Crash Me sonne, dans la tête de son auteur, comme le bord de la falaise avant le grand saut, ce que les deux filles s’apprêtent à accomplir pour honorer leur pacte. C’est le fameux point de non-retour sur la décision de vivre ou de mourir quand on est adolescent, tel que plusieurs chansons d’Indochine le décrivent. Une fois le message en tête, certaines paroles en deviennent macabres quand on les relit (« Plus rien ne nous arrivera ») tandis que d’autres prolongent l’idée de l’idée de vivre ou du moins en soulève une profonde antithèse (« On voudrait que plus rien ne s’arrête »). Parfois ces deux entités vont de pair, comme il est souvent pensé à titre spirituel que la mort est un prolongement de la vie, qu’il s’agit même parfois du seul moyen pour vivre et revivre les meilleurs moments de sa vie. Loin des malheurs et des autres cœurs, pour s’accorder chaque précieuse seconde à soi, ou avec qui on souhaite la partager. Appartenir à soi ou appartenir au monde, pour quelques secondes ou pour des années, le seul privilège que l’on ait est celui de pouvoir choisir. Nicola a dû longuement méditer là-dessus à la suite de sa douloureuse expérience quelques années auparavant, quand il apprit que traverser le deuil peut se faire de plusieurs moyens.

La musique et le clip portent le message dans une dimension plus grande, plus accessible pourrait-on même dire, que les paroles dans leur forme brute. En effet, comment ne pas s’abandonner aux puissantes notes de la guitare, aux envolées du synthé, à la voix aérienne de Nicola et aux vues plongeantes sur les falaises de Belle-Île-en-Mer ? Le tableau est somptueux, si proche de la réalité et à la fois si onirique, empreint de poésie et d’évasion, qu’en redescendre nous fait l’effet d’une fin de rêve. La musique est plus que jamais un voyage, vouée à exalter nos envies d’ailleurs et d’emporter l’esprit là où le corps ne peut toujours se rendre. De par ces interactions entre les pensées, l’image et la musique, la plume de Nicola s’affranchit de son message torturé pour se livrer à l’immensité de la nature, véritable colosse du vide et de la contemplation, là où peut-être le sort saurait décider du chapitre suivant. Et tel un livre ouvert, le panorama investit le regard et embrase l’iris d’un public attentif et conquis. Les images diffusées en concert feront tellement sensation qu’elles en deviendront le clip officiel, dans une version légèrement cependant écourtée due au format radio. Après une absence totale au Meteor Tour, la chanson revient sur certaines dates du BCT pour tirer profit de l’écran à 180° de la scène. Les spectateurs de la fosse ont carrément l’impression de planer au-dessus des falaises, grisés par l’effet d’immersion, le sentiment de vide et la fibre enveloppante de la musique. Tiercé gagnant pour un instant inoubliable de live.

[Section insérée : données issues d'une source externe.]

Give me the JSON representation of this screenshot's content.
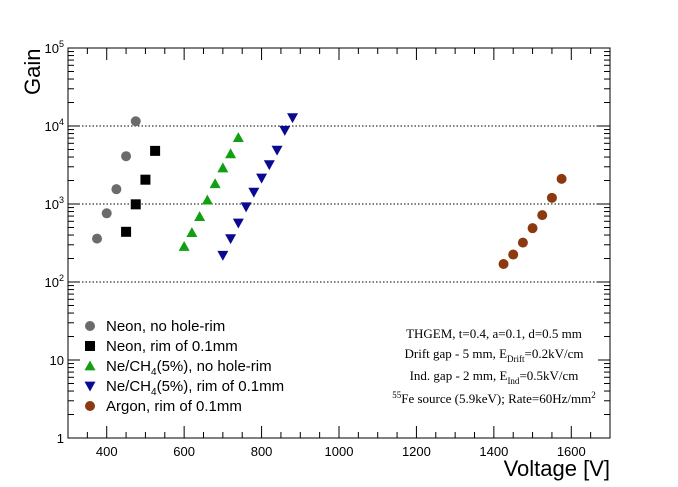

A propos de la musique, il est intéressant de mentionner certains détails. La phrase citée en intro est « Welcome to our paradise », répliquée extraite du DVD du film Ni Pour ni Contre (bien au contraire) de Cédric Klapisch que le groupe avait emprunté à Luc Besson lors des sessions d’écriture du double album. Il existe une alternative peu accessible d’Oli de cette chanson, le Whisper Remix, puisqu’il est uniquement dispo en téléchargeant Alice & June Tour depuis la carte vendue à la FNAC. Il s’agit d’une vision soft du morceau, sans rythme ni guitare. Quant à l’original, il est étrangement absent de l’édition simple de l’album, fait curieux au regard de sa qualité reconnue et son accès à la postérité.

Le single promo a été distribué à la presse le 15 octobre 2007, avec un feuillet explicatif relatant le succès de la tournée et la mise en vente des supports. La version de Crash Me présente dessus est supposée être l’édition live issu d’A&J Tour, mais elle est au final bien différente. Outre les habituelles amputations (dont la suppression du passage « S’imaginer les robes déchirées »), la prise de voix de Nicola n’est pas la même et le public semble être carrément absent. Plutôt atypique, pour une version live.